As a culture, we have established unwritten rules that state that putting others ahead of ourselves is what is right, noble and expected. Others needs must come before our own. Poor treatment by family, friends, coworkers, strangers are to be tolerated so as not to disrupt the status quo, despite the gravity it has on the individual. Parents are to constantly give to their children, all-the-while running on empty with nothing left to give. Helping others and, at times, putting others needs ahead of our own is a beautiful, wonderful act that makes this world a better place. At times, it is even necessary. It makes relationships stronger and more rewarding when we can give that level of love, appreciation and acceptance and know we will get it in return. But everything has to live within a balance. Putting others first becomes harmful when it is all we do and when we are no longer giving to ourselves in order to recharge our battery, accepting treatment that’s hurtful or abusive, and draining ourselves to please others.
It can be extremely harmful if we don't take the time to fuel and recharge ourselves. We are not an endless reservoir of love, giving, acceptance, tolerance, kindness, etc. We all have limits on how much we can give to others and if we aren't taking the time to recharge then we will run dry. If you have ever been on an airplane, you have heard the flight attendants talk about the importance of placing one's mask on first before attempting to help the people next to them. This rings true for self-love as well.

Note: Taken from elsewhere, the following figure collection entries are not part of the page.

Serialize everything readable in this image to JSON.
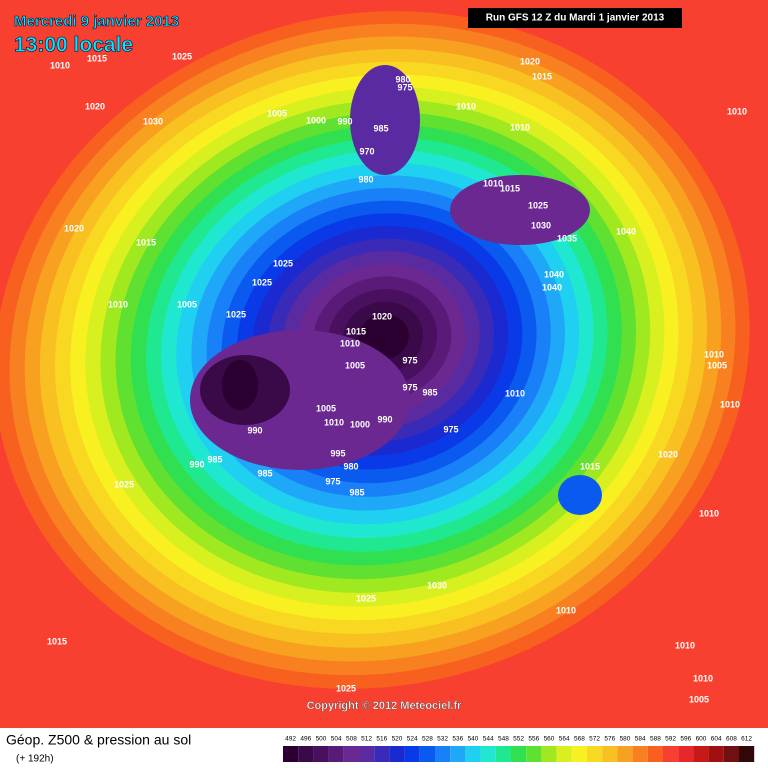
{
  "header": {
    "date": "Mercredi 9 janvier 2013",
    "time": "13:00 locale",
    "run": "Run GFS 12 Z du Mardi 1 janvier 2013"
  },
  "isobar_labels": [
    1010,
    1015,
    1025,
    1020,
    1030,
    1005,
    1000,
    990,
    980,
    975,
    985,
    970,
    980,
    1010,
    1020,
    1015,
    1010,
    1010,
    1010,
    1015,
    1025,
    1030,
    1035,
    1040,
    1040,
    1040,
    1020,
    1015,
    1025,
    1025,
    1010,
    1005,
    1025,
    1020,
    1015,
    1010,
    1005,
    975,
    975,
    985,
    1010,
    1010,
    1005,
    1010,
    1005,
    1010,
    1000,
    990,
    975,
    990,
    985,
    990,
    985,
    995,
    980,
    975,
    985,
    1015,
    1020,
    1025,
    1010,
    1030,
    1025,
    1010,
    1015,
    1010,
    1010,
    1005,
    1025
  ],
  "copyright": "Copyright © 2012 Meteociel.fr",
  "footer": {
    "title": "Géop. Z500 & pression au sol",
    "lead": "(+ 192h)"
  },
  "legend": {
    "ticks": [
      492,
      496,
      500,
      504,
      508,
      512,
      516,
      520,
      524,
      528,
      532,
      536,
      540,
      544,
      548,
      552,
      556,
      560,
      564,
      568,
      572,
      576,
      580,
      584,
      588,
      592,
      596,
      600,
      604,
      608,
      612
    ],
    "colors": [
      "#2b0030",
      "#3a0a48",
      "#4a1060",
      "#5a1a78",
      "#6a2890",
      "#5a2aa0",
      "#3a2ab8",
      "#1a2ad0",
      "#0a3ae8",
      "#0a5af0",
      "#1a80f8",
      "#20a8f8",
      "#20d0f0",
      "#20e8d0",
      "#20e890",
      "#30e050",
      "#60e030",
      "#a0e820",
      "#d8f020",
      "#f8f020",
      "#f8d820",
      "#f8c020",
      "#f8a020",
      "#f88020",
      "#f86020",
      "#f84030",
      "#e82828",
      "#c81818",
      "#a01010",
      "#701010",
      "#300808"
    ]
  }
}
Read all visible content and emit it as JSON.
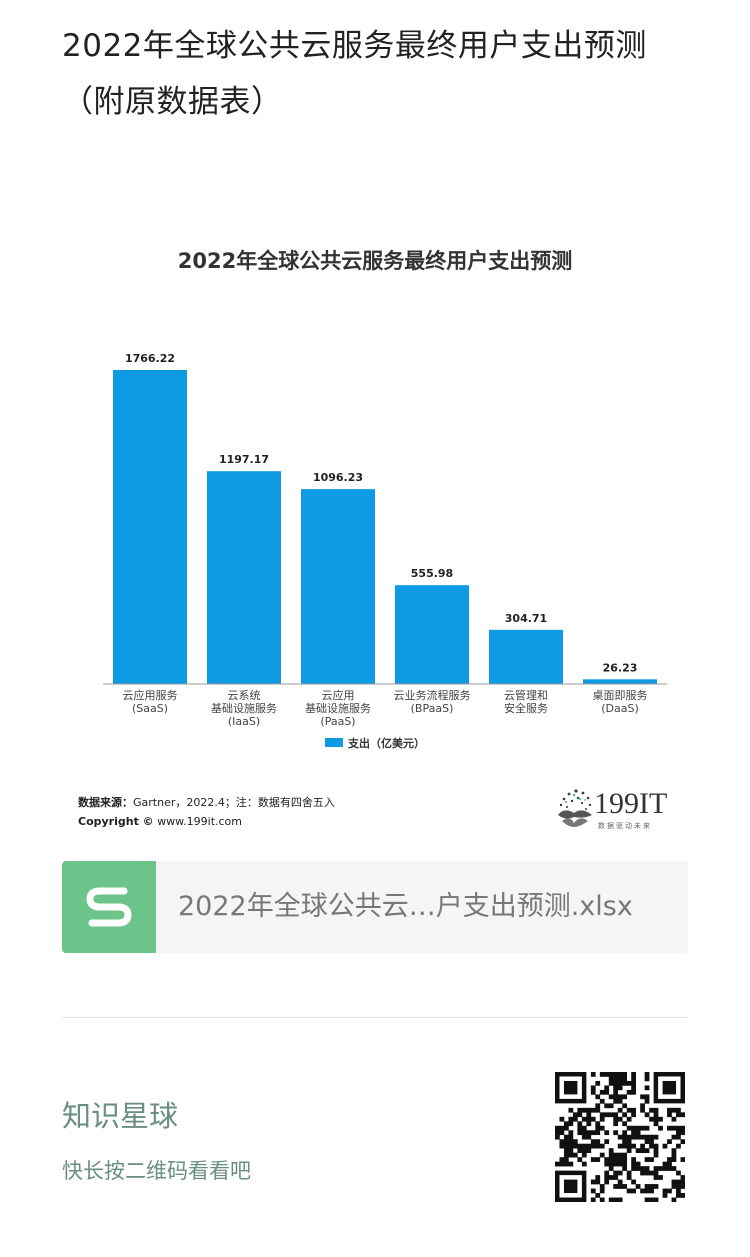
{
  "article": {
    "title": "2022年全球公共云服务最终用户支出预测（附原数据表）"
  },
  "chart_data": {
    "type": "bar",
    "title": "2022年全球公共云服务最终用户支出预测",
    "categories": [
      [
        "云应用服务",
        "(SaaS)"
      ],
      [
        "云系统",
        "基础设施服务",
        "(IaaS)"
      ],
      [
        "云应用",
        "基础设施服务",
        "(PaaS)"
      ],
      [
        "云业务流程服务",
        "(BPaaS)"
      ],
      [
        "云管理和",
        "安全服务"
      ],
      [
        "桌面即服务",
        "(DaaS)"
      ]
    ],
    "series": [
      {
        "name": "支出（亿美元）",
        "values": [
          1766.22,
          1197.17,
          1096.23,
          555.98,
          304.71,
          26.23
        ]
      }
    ],
    "data_labels": [
      "1766.22",
      "1197.17",
      "1096.23",
      "555.98",
      "304.71",
      "26.23"
    ],
    "ylim": [
      0,
      1766.22
    ],
    "legend_position": "bottom",
    "grid": false,
    "bar_color": "#0e9be4"
  },
  "chart_footer": {
    "source_label": "数据来源：",
    "source_text": "Gartner，2022.4；注：数据有四舍五入",
    "copyright_label": "Copyright ©",
    "copyright_text": "www.199it.com",
    "logo_text": "199IT",
    "logo_sub": "数据驱动未来"
  },
  "attachment": {
    "file_name": "2022年全球公共云…户支出预测.xlsx",
    "icon": "spreadsheet-s-icon",
    "icon_color": "#6cc48a"
  },
  "planet": {
    "title": "知识星球",
    "hint": "快长按二维码看看吧",
    "qr_icon": "qr-code-icon"
  }
}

Self-love is setting boundaries around the treatment you will and will not accept. It's surrounding yourself with people who bring love and light into your world. It is knowing your worth and leaving the table when respect is not being served. It’s the understanding that you owe no one an explanation or justification for who you are. It is taking time to fuel your mind and soul with activities that make you feel excited and recharged. It’s making sure your body is taken care of by feeding it the nutrients and activity it needs to function. It is changing your thoughts so that they reflect the positives in your world and of yourself, rather than just the imperfections. Self-love is an act of courage, strength and bravery, as it requires loving oneself so fully that imperfections and negativity have no place in one’s world. It means having the courage to choose yourself over activities, relationships, jobs, emotions and thoughts that no longer serve you or contribute to your growth. These acts of self-love may mean the loss of relationships with people who cannot accept your personal growth due to their own discomfort. However, the people who truly love, support and want what’s best for you will be cheering your courageous act of self-love on from the sidelines with the understanding that your growth is their growth too.

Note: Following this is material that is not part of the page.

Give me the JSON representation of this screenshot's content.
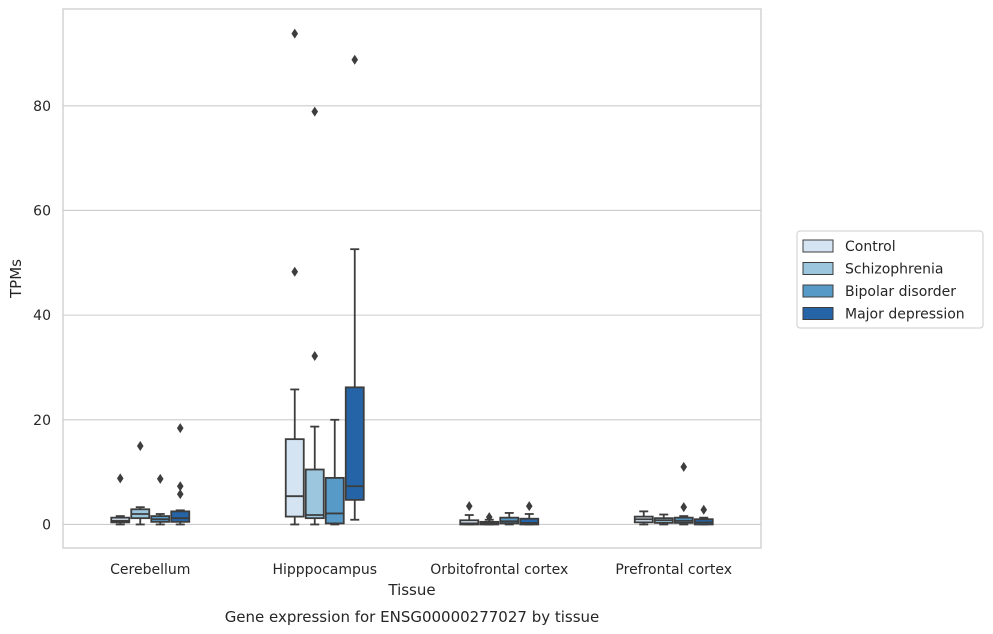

Self-love is not only a selfish act, but also a selfless act. In order to continue to give to others we HAVE to be selfish enough to place
our mask on first. We HAVE to be selfish enough to take time to rest, fuel our minds and bodies, set boundaries around our time, accept the treatment we deserve, while rejecting the treatment we don’t, and learn to love ourselves first and foremost. Self-love is the foundation not just for personal growth, but growth in all areas of our lives. When we take care of ourselves then we bring a much more full, lively, loving version of ourselves to the relationships around us. We make better friends, family members, parents, coworkers, leaders, community members and role models. When we take care of ourselves first, we are better equipped to be present, engaged, loving and helpful to the people we care about the most. This is the version of ourselves that the people who love us want to be with and the people who we haven’t met yet want to meet. This is the version they love most, and we feel most at home with.
So, yes, loving yourself, putting yourself first, and taking time to recharge is selfish. But it is also selfless and requires a tremendous amount of courage to pursue. For when we are whole on our own, we experience a type of love no one else can supply us and give a type of love more unconditional than we otherwise could have given to those we hold dearest.